@bulgebattler Myofascial release is physical therapy. Doctors have misunderstood living fascia for many years because when they study anatomy it's with cadavers, and they don't see living fascia that can expand. Yoga is a good example of a fascial stretch, but only if you don't stretch to the point of pain. The body will guard and overprotect if you do. Instead, this is gentle, like as if you are going to knead bread dough. You sink in with your hands, push until you find the "barrier" and hold it, and just wait for the tissue to start to slide. After that release, the therapist will change position finding the next path of tight fascia to release. You'll work though layers of this, but it's worth it. Be patient, it takes awhile, and we are all different, but you should start feeling benefits right away. At first, I got itchy skin because so many waste products were released from my dehydrated tissues. I soaked in epsom salt baths to detox which pulls it out through the skin.

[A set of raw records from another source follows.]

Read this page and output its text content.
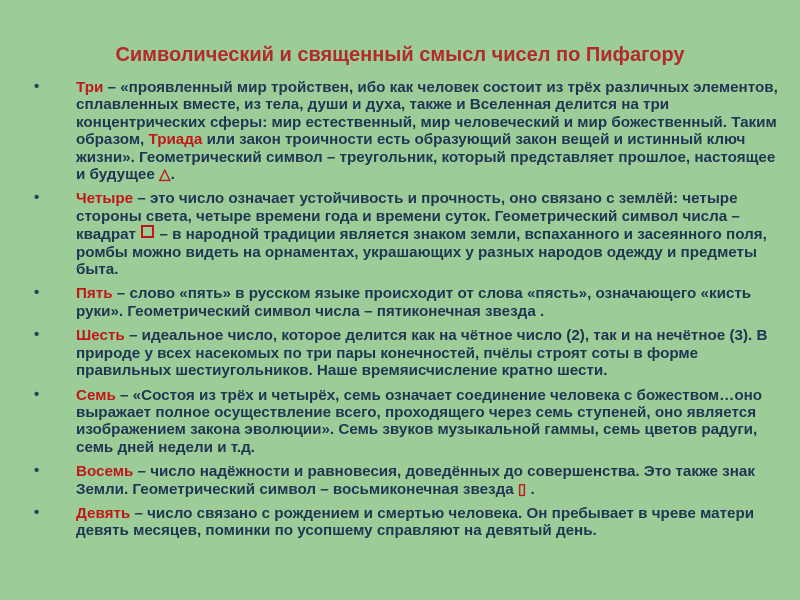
Символический и священный смысл чисел по Пифагору
• Три – «проявленный мир тройствен, ибо как человек состоит из трёх различных элементов, сплавленных вместе, из тела, души и духа, также и Вселенная делится на три концентрических сферы: мир естественный, мир человеческий и мир божественный. Таким образом, Триада или закон троичности есть образующий закон вещей и истинный ключ жизни». Геометрический символ – треугольник, который представляет прошлое, настоящее и будущее △.
• Четыре – это число означает устойчивость и прочность, оно связано с землёй: четыре стороны света, четыре времени года и времени суток. Геометрический символ числа – квадрат  – в народной традиции является знаком земли, вспаханного и засеянного поля, ромбы можно видеть на орнаментах, украшающих у разных народов одежду и предметы быта.
• Пять – слово «пять» в русском языке происходит от слова «пясть», означающего «кисть руки». Геометрический символ числа – пятиконечная звезда .
• Шесть – идеальное число, которое делится как на чётное число (2), так и на нечётное (3). В природе у всех насекомых по три пары конечностей, пчёлы строят соты в форме правильных шестиугольников. Наше времяисчисление кратно шести.
• Семь – «Состоя из трёх и четырёх, семь означает соединение человека с божеством…оно выражает полное осуществление всего, проходящего через семь ступеней, оно является изображением закона эволюции». Семь звуков музыкальной гаммы, семь цветов радуги, семь дней недели и т.д.
• Восемь – число надёжности и равновесия, доведённых до совершенства. Это также знак Земли. Геометрический символ – восьмиконечная звезда ▯ .
• Девять – число связано с рождением и смертью человека. Он пребывает в чреве матери девять месяцев, поминки по усопшему справляют на девятый день.
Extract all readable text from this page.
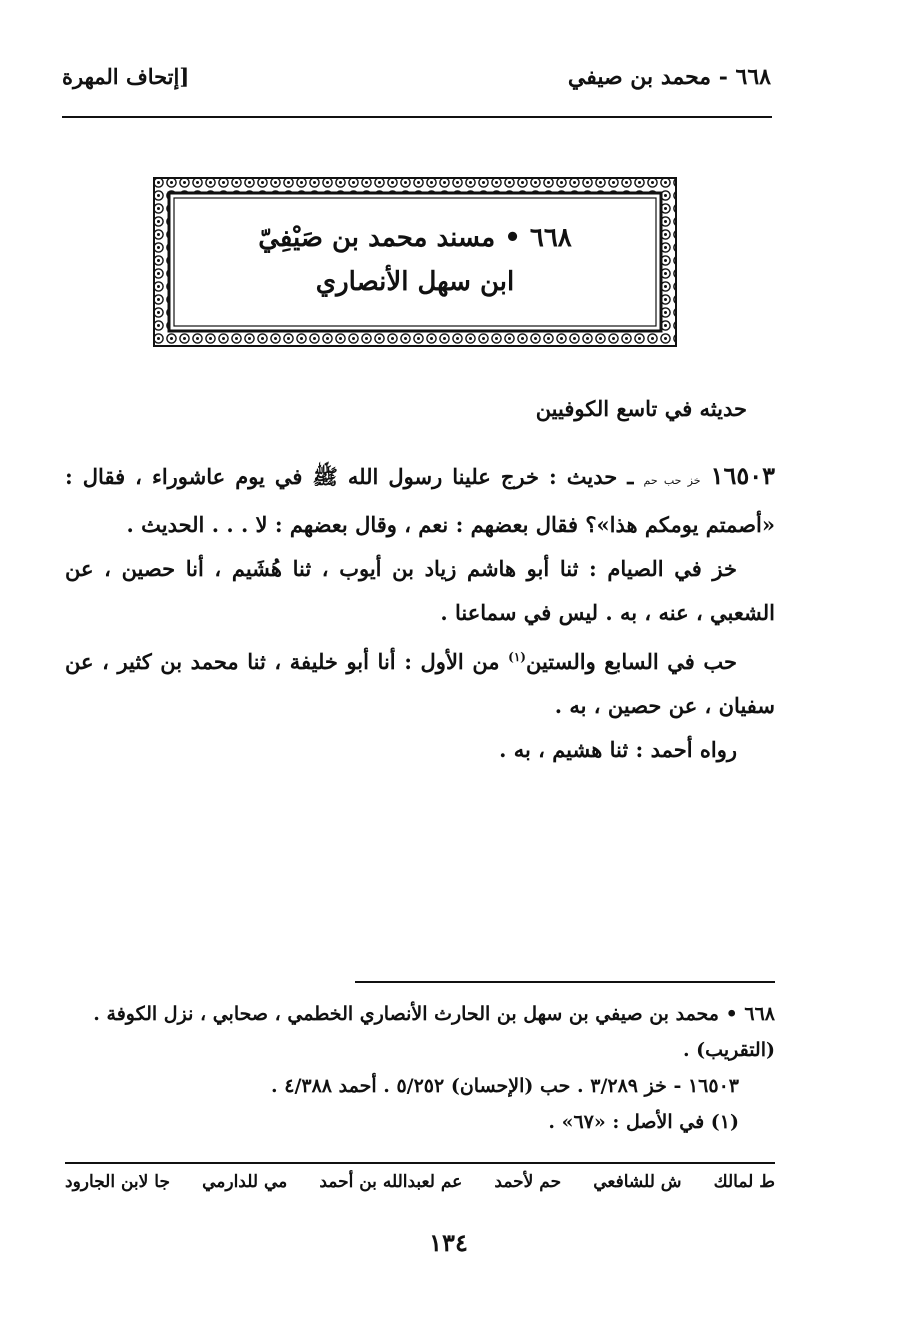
٦٦٨ - محمد بن صيفي
[إتحاف المهرة
٦٦٨ • مسند محمد بن صَيْفِيّ
ابن سهل الأنصاري
حديثه في تاسع الكوفيين

١٦٥٠٣ خز حب حم ـ حديث : خرج علينا رسول الله ﷺ في يوم عاشوراء ، فقال : «أصمتم يومكم هذا»؟ فقال بعضهم : نعم ، وقال بعضهم : لا . . . الحديث .

خز في الصيام : ثنا أبو هاشم زياد بن أيوب ، ثنا هُشَيم ، أنا حصين ، عن الشعبي ، عنه ، به . ليس في سماعنا .

حب في السابع والستين$^{(١)}$ من الأول : أنا أبو خليفة ، ثنا محمد بن كثير ، عن سفيان ، عن حصين ، به .

رواه أحمد : ثنا هشيم ، به .

٦٦٨ • محمد بن صيفي بن سهل بن الحارث الأنصاري الخطمي ، صحابي ، نزل الكوفة . (التقريب) .

١٦٥٠٣ - خز ٣/٢٨٩ . حب (الإحسان) ٥/٢٥٢ . أحمد ٤/٣٨٨ .

(١) في الأصل : «٦٧» .

ط لمالك
ش للشافعي
حم لأحمد
عم لعبدالله بن أحمد
مي للدارمي
جا لابن الجارود
١٣٤
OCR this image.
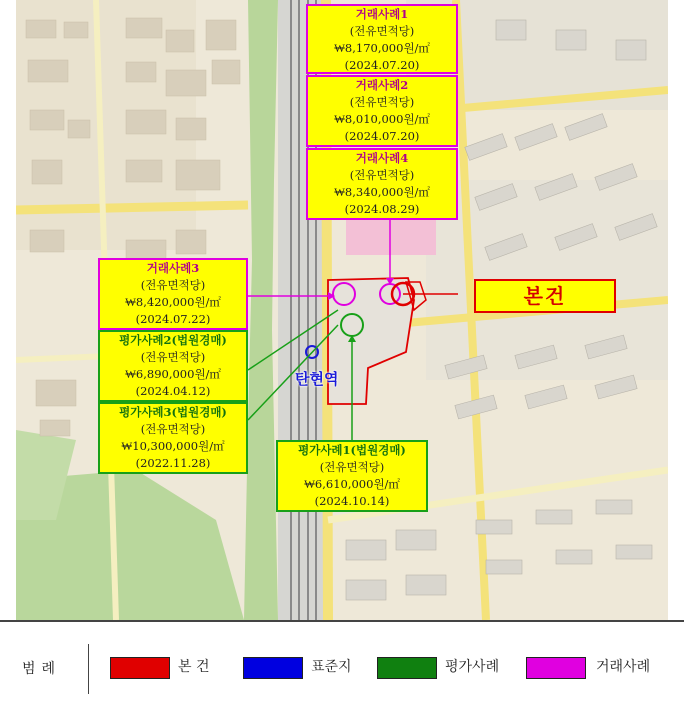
거래사례1
(전유면적당)
₩8,170,000원/㎡
(2024.07.20)
거래사례2
(전유면적당)
₩8,010,000원/㎡
(2024.07.20)
거래사례4
(전유면적당)
₩8,340,000원/㎡
(2024.08.29)
거래사례3
(전유면적당)
₩8,420,000원/㎡
(2024.07.22)
평가사례2(법원경매)
(전유면적당)
₩6,890,000원/㎡
(2024.04.12)
평가사례3(법원경매)
(전유면적당)
₩10,300,000원/㎡
(2022.11.28)
평가사례1(법원경매)
(전유면적당)
₩6,610,000원/㎡
(2024.10.14)
본건
탄현역
범례	본 건	표준지	평가사례	거래사례
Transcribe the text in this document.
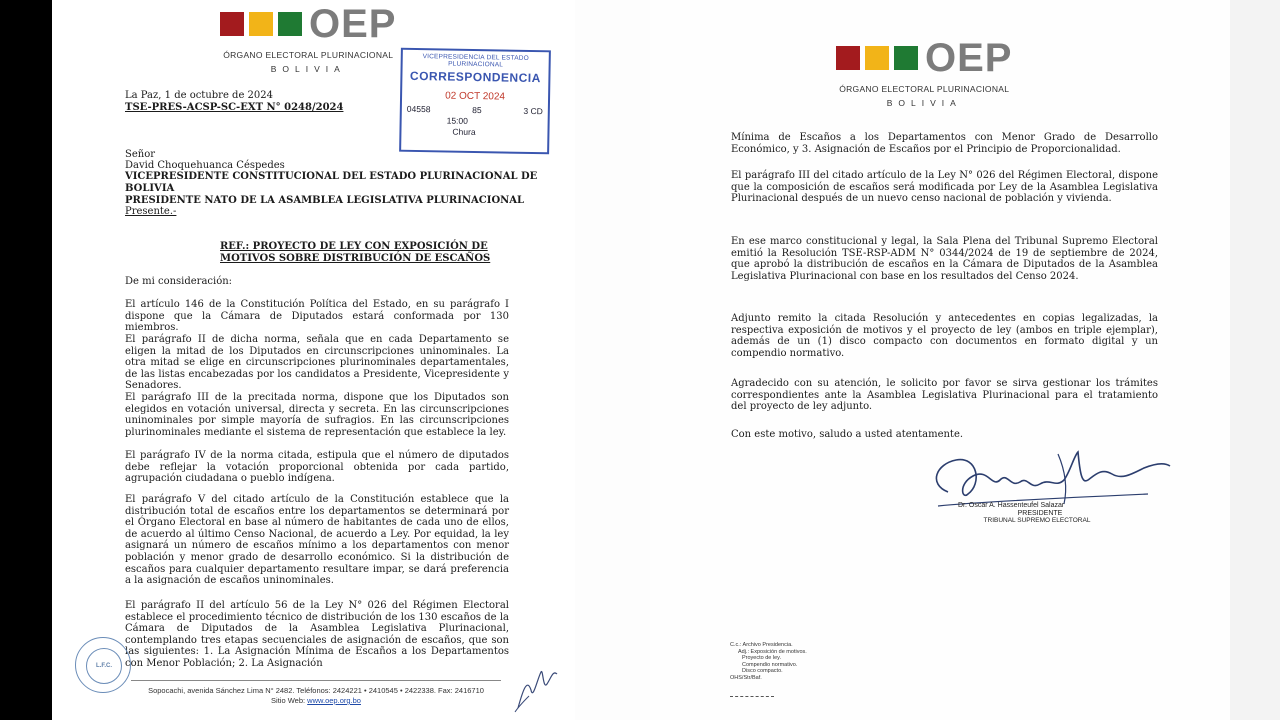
OEP
ÓRGANO ELECTORAL PLURINACIONAL
BOLIVIA
VICEPRESIDENCIA DEL ESTADO PLURINACIONAL
CORRESPONDENCIA
02 OCT 2024
04558	85	3 CD
15:00
Chura
La Paz, 1 de octubre de 2024
TSE-PRES-ACSP-SC-EXT N° 0248/2024
Señor
David Choquehuanca Céspedes
VICEPRESIDENTE CONSTITUCIONAL DEL ESTADO PLURINACIONAL DE
BOLIVIA
PRESIDENTE NATO DE LA ASAMBLEA LEGISLATIVA PLURINACIONAL
Presente.-
REF.: PROYECTO DE LEY CON EXPOSICIÓN DE
MOTIVOS SOBRE DISTRIBUCIÓN DE ESCAÑOS
De mi consideración:
El artículo 146 de la Constitución Política del Estado, en su parágrafo I dispone que la Cámara de Diputados estará conformada por 130 miembros.
El parágrafo II de dicha norma, señala que en cada Departamento se eligen la mitad de los Diputados en circunscripciones uninominales. La otra mitad se elige en circunscripciones plurinominales departamentales, de las listas encabezadas por los candidatos a Presidente, Vicepresidente y Senadores.
El parágrafo III de la precitada norma, dispone que los Diputados son elegidos en votación universal, directa y secreta. En las circunscripciones uninominales por simple mayoría de sufragios. En las circunscripciones plurinominales mediante el sistema de representación que establece la ley.
El parágrafo IV de la norma citada, estipula que el número de diputados debe reflejar la votación proporcional obtenida por cada partido, agrupación ciudadana o pueblo indígena.
El parágrafo V del citado artículo de la Constitución establece que la distribución total de escaños entre los departamentos se determinará por el Órgano Electoral en base al número de habitantes de cada uno de ellos, de acuerdo al último Censo Nacional, de acuerdo a Ley. Por equidad, la ley asignará un número de escaños mínimo a los departamentos con menor población y menor grado de desarrollo económico. Si la distribución de escaños para cualquier departamento resultare impar, se dará preferencia a la asignación de escaños uninominales.
El parágrafo II del artículo 56 de la Ley N° 026 del Régimen Electoral establece el procedimiento técnico de distribución de los 130 escaños de la Cámara de Diputados de la Asamblea Legislativa Plurinacional, contemplando tres etapas secuenciales de asignación de escaños, que son las siguientes: 1. La Asignación Mínima de Escaños a los Departamentos con Menor Población; 2. La Asignación
L.F.C.
Sopocachi, avenida Sánchez Lima N° 2482. Teléfonos: 2424221 • 2410545 • 2422338. Fax: 2416710
Sitio Web: www.oep.org.bo
OEP
ÓRGANO ELECTORAL PLURINACIONAL
BOLIVIA
Mínima de Escaños a los Departamentos con Menor Grado de Desarrollo Económico, y 3. Asignación de Escaños por el Principio de Proporcionalidad.
El parágrafo III del citado artículo de la Ley N° 026 del Régimen Electoral, dispone que la composición de escaños será modificada por Ley de la Asamblea Legislativa Plurinacional después de un nuevo censo nacional de población y vivienda.
En ese marco constitucional y legal, la Sala Plena del Tribunal Supremo Electoral emitió la Resolución TSE-RSP-ADM N° 0344/2024 de 19 de septiembre de 2024, que aprobó la distribución de escaños en la Cámara de Diputados de la Asamblea Legislativa Plurinacional con base en los resultados del Censo 2024.
Adjunto remito la citada Resolución y antecedentes en copias legalizadas, la respectiva exposición de motivos y el proyecto de ley (ambos en triple ejemplar), además de un (1) disco compacto con documentos en formato digital y un compendio normativo.
Agradecido con su atención, le solicito por favor se sirva gestionar los trámites correspondientes ante la Asamblea Legislativa Plurinacional para el tratamiento del proyecto de ley adjunto.
Con este motivo, saludo a usted atentamente.
Dr. Oscar A. Hassenteufel Salazar
PRESIDENTE
TRIBUNAL SUPREMO ELECTORAL
C.c.: Archivo Presidencia.
Adj.: Exposición de motivos.
Proyecto de ley.
Compendio normativo.
Disco compacto.
OHS/Str/Baf.
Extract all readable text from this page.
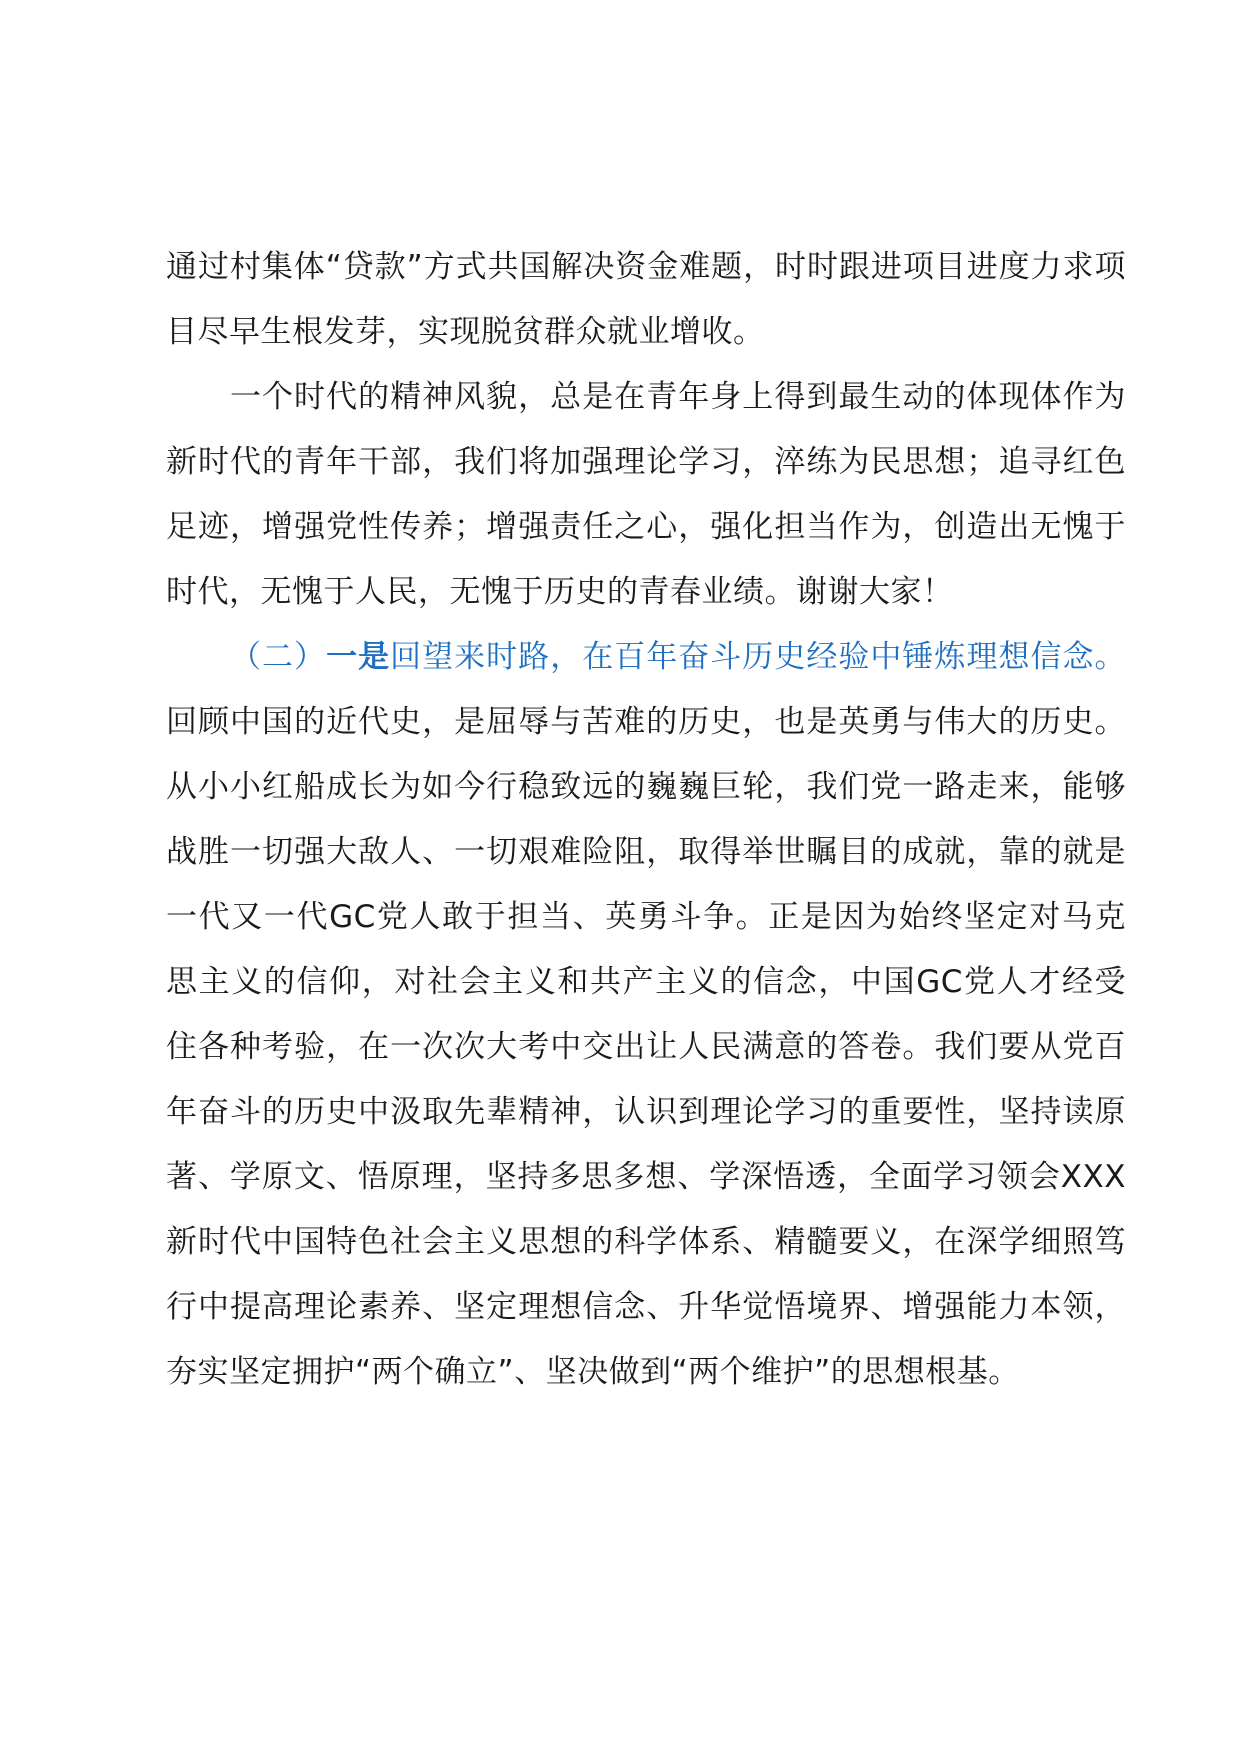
通过村集体“贷款”方式共国解决资金难题，时时跟进项目进度力求项目尽早生根发芽，实现脱贫群众就业增收。

一个时代的精神风貌，总是在青年身上得到最生动的体现体作为新时代的青年干部，我们将加强理论学习，淬练为民思想；追寻红色足迹，增强党性传养；增强责任之心，强化担当作为，创造出无愧于时代，无愧于人民，无愧于历史的青春业绩。谢谢大家！

（二）一是回望来时路，在百年奋斗历史经验中锤炼理想信念。回顾中国的近代史，是屈辱与苦难的历史，也是英勇与伟大的历史。从小小红船成长为如今行稳致远的巍巍巨轮，我们党一路走来，能够战胜一切强大敌人、一切艰难险阻，取得举世瞩目的成就，靠的就是一代又一代GC党人敢于担当、英勇斗争。正是因为始终坚定对马克思主义的信仰，对社会主义和共产主义的信念，中国GC党人才经受住各种考验，在一次次大考中交出让人民满意的答卷。我们要从党百年奋斗的历史中汲取先辈精神，认识到理论学习的重要性，坚持读原著、学原文、悟原理，坚持多思多想、学深悟透，全面学习领会XXX新时代中国特色社会主义思想的科学体系、精髓要义，在深学细照笃行中提高理论素养、坚定理想信念、升华觉悟境界、增强能力本领，夯实坚定拥护“两个确立”、坚决做到“两个维护”的思想根基。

I have been doing MFR a few years and doing home self treatments, and just yesterday at my physical therapy appointment, I had a breakthrough session that interconnected so many places we had worked on previously, and I felt pathways go from my neck and jaw, under the collar bone, to my chest, and diaphragm, to my hips and pelvis, my ankles, and all the way up to the base of my skull, and I felt all of it release. That happened in a one hour session, and it felt like as if I was being suspended by a parachute through the air. That's what it can do.
Guess what I can't do now....I've lost some of my ability to cause tingling in my arms because of moving the position of my head. I still feel some, but about 70 % of it is gone now. My head and neck moves better. This means that some of the fascia released around the compressed nerves in-between my collar bone and rib cage. It means that I can move my shoulder blades behind me instead of always winging forward and out to the sides. The tightness on the left side of my chest that has plagued me for years relaxed, and both sides of my chest are moving together equally now when I breathe. I am a cervical spine surgery patient, and also have a bulging lumbar disc. MFR has also released my fascial surgical path scar tissue. MFR kept my neck in better ergonomic position before my spine surgery, and my neck muscles were looser, which made it easier for my surgeon to retract during the procedure, and I had an easier recovery because of it. I didn't get the physical complications that were risks for my surgery. Surgical scar tissue is always a factor to consider in further surgeries in the same area. Tightness and neck spasms move the vertebrae and pull them out of alignment, and even fascial restrictions that crossed through my chest, pulled my thoracic vertebrae out of alignment into a functional scoliosis which my doctor could see on my back. That was corrected with MFR, and now my MRIs show a straight spine.
Don't worry. Just find the best expert level therapist that you can. This really isn't new and the MFR therapy has been around and successful for forty years. Sometimes medicine is slow to embrace change, but many doctors are recommending this for me now, including my surgeon at Mayo.
Can one effectively do MFR at home? My wife has gone to so many doctors and clinics with no success that going to another doesn't get her attention anymore. I've tried to find spots on her to release but everything feels the same. What should one look for/feel in order to do the MFR procedure?